The petitioner, a wellness champion for Prime Minister of India’s, Fit India Movement, has stated that the public health burden has also created an economic dimension that underscores the urgency of judicial intervention. Court has been told that air pollution is no longer only an environmental or health crisis, but also a rapidly expanding industrial and policy sector, reflecting both the severity of the problem and the opportunity for systemic intervention.
Filed through AOR Rooh-E-Hina Dua, the plea argues that while the Government of India, together with various State Governments, has frequently announced ambitious schemes and measures for air quality management, the implementation on the ground has been weak, fragmented, and largely symbolic. "The National Clean Air Programme (NCAP), launched in 2019 with the target of reducing particulate matter by 20–30 percent by 2024 (subsequently extended to 40 percent by 2026), has not met its modest objectives. As of July 2025, official data reveals that only 25 of the 130 designated cities have achieved a 40 percent reduction in PM₁₀ levels from the 2017 baseline, while 25 other cities have in fact seen an increase. Even among those showing improvement, the gains are inconsistent and not matched by compliance with national standards", the petition states.
On the alarming failure of monitoring and enforcement mechanisms, court has been told that by November 2024, India had 559 Continuous Ambient Air Quality Monitoring stations and 962 manual stations under the National Air Monitoring Programme, a significant increase since 2018, but this infrastructure remains inadequate in both quality and coverage.
The regulatory environment under the Air Act, 1981 and related statutes has also been stated to have steadily weakened. In 2019, not a single criminal case was filed under the Air Act in Delhi, despite it being one of the most polluted cities globally, court has been told.
Exclusion of rural areas from India’s air quality monitoring programs is said to represent a fundamental structural weakness. Policies remain urban-centric, while millions of villagers, agricultural workers, and rural households exposed to biomass fuels are left unaccounted for, the plea says.
India’s air pollution crisis is stated to be not merely a health issue but also a matter of social justice and economic development. Reliance has been place on the World Bank's estimate from 2023 wherein it said that air pollution costs India nearly 8.5 percent of its GDP annually, through lost productivity, increased healthcare expenditure, absenteeism, and premature mortality.
"The Central and State Government’s reliance on cosmetic or temporary measures like anti-smog guns, mist sprayers, sprinklers, and even artificial rain trials, cannot substitute for systemic reforms.

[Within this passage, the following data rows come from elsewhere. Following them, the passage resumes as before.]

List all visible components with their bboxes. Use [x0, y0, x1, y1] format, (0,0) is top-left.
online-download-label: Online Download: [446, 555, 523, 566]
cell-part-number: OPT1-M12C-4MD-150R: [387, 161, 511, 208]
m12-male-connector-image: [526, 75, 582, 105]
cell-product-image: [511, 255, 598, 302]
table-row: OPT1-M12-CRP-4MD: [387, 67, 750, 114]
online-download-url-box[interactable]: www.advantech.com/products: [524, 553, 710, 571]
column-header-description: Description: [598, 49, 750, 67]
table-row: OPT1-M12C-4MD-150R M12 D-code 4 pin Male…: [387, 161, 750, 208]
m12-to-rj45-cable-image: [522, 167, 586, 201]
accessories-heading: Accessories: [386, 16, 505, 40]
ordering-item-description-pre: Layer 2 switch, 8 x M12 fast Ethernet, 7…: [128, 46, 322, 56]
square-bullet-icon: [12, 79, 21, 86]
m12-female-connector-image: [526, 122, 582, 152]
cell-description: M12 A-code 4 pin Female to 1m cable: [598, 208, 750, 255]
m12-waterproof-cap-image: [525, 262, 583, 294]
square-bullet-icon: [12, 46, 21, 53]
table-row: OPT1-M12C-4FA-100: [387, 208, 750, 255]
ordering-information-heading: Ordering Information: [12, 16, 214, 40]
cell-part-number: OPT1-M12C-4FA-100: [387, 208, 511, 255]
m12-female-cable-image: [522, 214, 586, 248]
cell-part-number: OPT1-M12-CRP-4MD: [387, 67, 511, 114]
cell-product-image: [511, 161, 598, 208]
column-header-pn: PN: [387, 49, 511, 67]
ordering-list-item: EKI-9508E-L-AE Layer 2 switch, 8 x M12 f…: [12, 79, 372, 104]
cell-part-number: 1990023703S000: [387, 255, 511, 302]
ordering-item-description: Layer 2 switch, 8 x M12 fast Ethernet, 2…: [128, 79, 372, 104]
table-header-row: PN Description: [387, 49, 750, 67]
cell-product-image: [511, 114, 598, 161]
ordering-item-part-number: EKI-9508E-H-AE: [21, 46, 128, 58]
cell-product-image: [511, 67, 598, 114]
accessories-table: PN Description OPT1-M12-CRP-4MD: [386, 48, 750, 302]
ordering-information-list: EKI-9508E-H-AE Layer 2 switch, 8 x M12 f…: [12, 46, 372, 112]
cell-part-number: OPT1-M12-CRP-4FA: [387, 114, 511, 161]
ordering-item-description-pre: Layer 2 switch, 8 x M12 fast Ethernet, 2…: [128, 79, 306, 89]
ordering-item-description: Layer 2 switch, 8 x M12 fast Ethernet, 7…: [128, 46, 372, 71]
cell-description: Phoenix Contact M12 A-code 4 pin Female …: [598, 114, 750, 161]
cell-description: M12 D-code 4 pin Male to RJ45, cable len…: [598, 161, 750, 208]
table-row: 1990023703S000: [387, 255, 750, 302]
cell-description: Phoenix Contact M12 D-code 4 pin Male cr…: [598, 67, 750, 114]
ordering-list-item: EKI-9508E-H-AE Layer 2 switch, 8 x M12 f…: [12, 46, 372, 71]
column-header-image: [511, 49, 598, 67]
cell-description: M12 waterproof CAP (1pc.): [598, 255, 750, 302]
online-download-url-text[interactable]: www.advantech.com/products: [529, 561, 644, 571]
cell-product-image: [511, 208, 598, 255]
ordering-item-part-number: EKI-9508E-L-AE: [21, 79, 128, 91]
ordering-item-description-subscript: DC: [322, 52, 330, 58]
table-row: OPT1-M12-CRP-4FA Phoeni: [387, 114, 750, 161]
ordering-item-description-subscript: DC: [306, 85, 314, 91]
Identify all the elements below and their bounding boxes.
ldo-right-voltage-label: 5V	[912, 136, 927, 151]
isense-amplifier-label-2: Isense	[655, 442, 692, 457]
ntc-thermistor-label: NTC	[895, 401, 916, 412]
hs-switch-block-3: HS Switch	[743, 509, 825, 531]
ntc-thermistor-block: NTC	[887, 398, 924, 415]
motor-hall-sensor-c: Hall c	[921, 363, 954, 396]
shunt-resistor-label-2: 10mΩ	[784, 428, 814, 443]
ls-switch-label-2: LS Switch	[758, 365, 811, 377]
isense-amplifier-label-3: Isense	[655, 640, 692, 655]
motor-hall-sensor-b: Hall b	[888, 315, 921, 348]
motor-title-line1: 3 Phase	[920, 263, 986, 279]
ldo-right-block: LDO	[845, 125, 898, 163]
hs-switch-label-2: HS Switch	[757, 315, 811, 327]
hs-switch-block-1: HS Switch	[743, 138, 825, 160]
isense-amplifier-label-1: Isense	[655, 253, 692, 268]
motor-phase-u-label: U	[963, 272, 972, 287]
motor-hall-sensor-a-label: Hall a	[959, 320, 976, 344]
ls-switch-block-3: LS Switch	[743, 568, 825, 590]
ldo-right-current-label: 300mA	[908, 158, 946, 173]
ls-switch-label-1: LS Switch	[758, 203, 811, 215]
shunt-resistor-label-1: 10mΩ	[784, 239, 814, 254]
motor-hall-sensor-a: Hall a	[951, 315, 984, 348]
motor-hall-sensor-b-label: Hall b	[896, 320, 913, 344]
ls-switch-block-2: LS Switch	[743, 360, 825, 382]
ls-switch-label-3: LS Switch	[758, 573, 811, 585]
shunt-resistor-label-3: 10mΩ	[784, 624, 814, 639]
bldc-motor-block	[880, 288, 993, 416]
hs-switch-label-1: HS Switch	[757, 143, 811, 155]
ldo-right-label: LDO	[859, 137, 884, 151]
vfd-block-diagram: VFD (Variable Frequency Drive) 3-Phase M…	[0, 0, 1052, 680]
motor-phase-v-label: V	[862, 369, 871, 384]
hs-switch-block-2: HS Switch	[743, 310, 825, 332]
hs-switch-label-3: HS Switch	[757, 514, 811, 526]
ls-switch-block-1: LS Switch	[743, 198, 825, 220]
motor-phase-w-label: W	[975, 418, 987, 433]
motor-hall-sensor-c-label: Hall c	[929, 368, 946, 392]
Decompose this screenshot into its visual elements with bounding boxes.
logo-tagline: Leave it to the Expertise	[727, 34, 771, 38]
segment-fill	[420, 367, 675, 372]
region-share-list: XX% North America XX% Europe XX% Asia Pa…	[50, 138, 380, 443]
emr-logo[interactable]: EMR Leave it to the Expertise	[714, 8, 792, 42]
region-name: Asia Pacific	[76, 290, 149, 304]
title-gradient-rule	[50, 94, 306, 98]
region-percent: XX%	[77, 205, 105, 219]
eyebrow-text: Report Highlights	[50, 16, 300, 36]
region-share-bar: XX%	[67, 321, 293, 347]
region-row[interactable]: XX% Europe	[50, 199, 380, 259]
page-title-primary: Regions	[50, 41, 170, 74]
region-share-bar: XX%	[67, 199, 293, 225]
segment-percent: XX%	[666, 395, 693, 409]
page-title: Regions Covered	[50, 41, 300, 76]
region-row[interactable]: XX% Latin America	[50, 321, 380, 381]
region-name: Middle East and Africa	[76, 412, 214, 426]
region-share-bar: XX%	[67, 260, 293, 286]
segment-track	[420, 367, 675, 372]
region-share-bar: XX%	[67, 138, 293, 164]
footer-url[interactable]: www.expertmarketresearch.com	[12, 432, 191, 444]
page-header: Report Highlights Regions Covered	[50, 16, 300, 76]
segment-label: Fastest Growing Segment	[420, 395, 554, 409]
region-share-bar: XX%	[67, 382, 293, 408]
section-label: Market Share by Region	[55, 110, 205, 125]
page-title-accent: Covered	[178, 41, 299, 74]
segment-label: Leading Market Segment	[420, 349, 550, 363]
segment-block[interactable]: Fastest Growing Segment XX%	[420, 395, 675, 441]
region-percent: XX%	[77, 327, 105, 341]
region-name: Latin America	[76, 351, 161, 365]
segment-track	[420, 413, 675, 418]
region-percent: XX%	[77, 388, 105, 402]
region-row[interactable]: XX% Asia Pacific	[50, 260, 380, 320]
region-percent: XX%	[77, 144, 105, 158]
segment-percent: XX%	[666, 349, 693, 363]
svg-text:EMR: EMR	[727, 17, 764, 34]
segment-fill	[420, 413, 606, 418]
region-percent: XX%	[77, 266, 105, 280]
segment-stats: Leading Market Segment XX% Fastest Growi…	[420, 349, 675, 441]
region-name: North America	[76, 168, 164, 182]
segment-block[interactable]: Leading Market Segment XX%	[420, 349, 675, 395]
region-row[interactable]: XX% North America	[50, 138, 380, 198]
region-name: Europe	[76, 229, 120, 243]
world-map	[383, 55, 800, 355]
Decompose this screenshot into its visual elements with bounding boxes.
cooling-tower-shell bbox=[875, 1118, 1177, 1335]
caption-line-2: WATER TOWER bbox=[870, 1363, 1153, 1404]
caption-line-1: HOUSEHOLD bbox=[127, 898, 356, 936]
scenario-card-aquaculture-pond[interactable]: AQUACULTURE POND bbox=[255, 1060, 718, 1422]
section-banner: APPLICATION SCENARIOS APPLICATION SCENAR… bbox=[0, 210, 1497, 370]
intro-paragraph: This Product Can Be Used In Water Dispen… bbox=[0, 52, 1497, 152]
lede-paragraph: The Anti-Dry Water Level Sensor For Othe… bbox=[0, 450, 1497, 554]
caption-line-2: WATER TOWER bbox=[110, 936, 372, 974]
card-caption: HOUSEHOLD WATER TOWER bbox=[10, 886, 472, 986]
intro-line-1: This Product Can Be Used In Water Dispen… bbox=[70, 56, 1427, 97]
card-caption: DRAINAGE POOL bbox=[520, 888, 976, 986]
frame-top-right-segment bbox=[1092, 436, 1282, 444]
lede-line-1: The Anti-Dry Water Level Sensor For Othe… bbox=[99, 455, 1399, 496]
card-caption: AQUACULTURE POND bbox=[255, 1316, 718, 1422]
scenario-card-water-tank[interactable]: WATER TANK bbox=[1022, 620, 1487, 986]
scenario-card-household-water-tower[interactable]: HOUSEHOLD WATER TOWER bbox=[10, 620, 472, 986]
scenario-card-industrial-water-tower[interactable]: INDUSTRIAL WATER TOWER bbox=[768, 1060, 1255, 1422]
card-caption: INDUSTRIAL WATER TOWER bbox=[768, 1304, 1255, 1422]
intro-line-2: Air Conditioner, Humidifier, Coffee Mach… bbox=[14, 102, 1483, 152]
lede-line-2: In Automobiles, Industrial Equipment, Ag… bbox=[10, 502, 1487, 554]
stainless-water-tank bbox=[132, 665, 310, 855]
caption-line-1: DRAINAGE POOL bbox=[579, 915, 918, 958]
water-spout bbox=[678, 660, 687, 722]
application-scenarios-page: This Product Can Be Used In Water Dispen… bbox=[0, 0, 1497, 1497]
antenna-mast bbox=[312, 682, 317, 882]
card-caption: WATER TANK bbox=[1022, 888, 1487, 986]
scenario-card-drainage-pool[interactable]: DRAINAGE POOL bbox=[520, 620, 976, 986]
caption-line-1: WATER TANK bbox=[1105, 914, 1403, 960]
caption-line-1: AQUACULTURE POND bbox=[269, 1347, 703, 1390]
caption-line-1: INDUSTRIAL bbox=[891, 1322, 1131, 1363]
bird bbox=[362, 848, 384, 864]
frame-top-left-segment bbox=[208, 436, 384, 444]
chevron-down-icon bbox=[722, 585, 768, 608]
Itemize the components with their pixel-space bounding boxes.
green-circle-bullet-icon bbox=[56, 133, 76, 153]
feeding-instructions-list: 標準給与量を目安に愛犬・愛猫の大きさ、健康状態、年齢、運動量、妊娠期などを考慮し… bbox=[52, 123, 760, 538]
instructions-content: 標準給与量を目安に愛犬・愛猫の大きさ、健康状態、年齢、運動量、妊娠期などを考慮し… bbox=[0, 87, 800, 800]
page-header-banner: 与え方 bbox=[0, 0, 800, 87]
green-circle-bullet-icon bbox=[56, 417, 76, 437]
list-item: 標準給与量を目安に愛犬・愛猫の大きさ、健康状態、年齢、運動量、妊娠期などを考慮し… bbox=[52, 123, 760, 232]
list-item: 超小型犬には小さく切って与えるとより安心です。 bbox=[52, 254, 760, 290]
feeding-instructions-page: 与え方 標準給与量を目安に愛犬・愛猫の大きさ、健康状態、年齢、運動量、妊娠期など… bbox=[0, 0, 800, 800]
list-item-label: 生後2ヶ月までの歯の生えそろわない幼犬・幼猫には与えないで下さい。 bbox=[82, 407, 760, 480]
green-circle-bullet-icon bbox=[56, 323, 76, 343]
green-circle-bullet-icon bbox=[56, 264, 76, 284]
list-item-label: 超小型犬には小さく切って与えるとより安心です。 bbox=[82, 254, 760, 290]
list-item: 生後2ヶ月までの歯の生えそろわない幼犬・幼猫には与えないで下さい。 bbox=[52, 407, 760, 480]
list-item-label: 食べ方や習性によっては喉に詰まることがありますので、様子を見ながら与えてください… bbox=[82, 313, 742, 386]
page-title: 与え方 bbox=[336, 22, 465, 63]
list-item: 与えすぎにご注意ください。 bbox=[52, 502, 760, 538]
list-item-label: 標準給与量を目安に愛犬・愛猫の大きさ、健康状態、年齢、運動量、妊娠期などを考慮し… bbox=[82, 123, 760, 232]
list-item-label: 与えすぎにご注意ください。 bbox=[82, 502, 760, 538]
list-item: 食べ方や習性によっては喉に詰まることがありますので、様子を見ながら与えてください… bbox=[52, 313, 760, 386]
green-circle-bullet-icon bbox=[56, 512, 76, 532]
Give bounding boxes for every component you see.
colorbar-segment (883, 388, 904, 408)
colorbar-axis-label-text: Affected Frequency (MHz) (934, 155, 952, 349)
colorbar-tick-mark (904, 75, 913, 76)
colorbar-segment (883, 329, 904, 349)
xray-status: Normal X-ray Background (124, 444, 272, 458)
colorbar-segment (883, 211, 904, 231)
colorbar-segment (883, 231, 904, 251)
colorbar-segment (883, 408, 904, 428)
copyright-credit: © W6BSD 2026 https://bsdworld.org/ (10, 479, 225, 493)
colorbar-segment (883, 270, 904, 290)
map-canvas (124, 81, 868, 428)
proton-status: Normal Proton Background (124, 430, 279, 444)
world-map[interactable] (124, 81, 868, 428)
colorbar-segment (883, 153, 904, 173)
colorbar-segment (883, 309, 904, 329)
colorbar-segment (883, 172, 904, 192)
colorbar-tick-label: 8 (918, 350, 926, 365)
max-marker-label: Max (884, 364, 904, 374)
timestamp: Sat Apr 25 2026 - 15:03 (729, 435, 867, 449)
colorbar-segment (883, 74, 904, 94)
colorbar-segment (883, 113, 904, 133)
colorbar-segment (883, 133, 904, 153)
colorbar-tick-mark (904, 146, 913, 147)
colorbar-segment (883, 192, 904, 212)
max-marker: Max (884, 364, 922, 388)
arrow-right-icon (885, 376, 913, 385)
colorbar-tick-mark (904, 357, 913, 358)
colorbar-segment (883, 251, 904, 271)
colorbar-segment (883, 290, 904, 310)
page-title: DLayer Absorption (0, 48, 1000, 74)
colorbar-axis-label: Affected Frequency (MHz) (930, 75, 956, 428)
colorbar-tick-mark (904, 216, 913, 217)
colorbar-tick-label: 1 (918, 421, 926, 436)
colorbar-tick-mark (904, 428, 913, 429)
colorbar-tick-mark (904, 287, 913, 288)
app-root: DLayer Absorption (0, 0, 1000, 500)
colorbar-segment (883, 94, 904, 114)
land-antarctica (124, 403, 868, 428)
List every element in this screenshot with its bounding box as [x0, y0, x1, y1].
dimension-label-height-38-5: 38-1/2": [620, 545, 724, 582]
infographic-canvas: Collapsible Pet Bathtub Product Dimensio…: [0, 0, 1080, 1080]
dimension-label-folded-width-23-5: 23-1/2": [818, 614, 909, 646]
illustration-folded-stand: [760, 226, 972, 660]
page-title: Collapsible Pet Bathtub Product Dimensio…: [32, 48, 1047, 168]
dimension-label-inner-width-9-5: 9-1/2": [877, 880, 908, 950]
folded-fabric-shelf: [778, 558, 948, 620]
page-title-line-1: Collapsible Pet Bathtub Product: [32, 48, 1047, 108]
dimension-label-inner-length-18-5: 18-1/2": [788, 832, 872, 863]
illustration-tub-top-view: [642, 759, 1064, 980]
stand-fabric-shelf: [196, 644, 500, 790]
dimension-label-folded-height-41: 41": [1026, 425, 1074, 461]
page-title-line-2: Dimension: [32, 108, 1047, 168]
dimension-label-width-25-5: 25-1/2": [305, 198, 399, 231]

The true solutions lie in an “airshed approach,” recognising that pollution does not respect administrative boundaries, and in tackling sources directly: transport, industries, construction dust, crop residue burning, and domestic fuel use. However, NCAP remains city-centric, ignoring cross-border dynamics, industrial zones, and rural exposures. Without regional coordination, the measures will continue to fall short", the petition submits.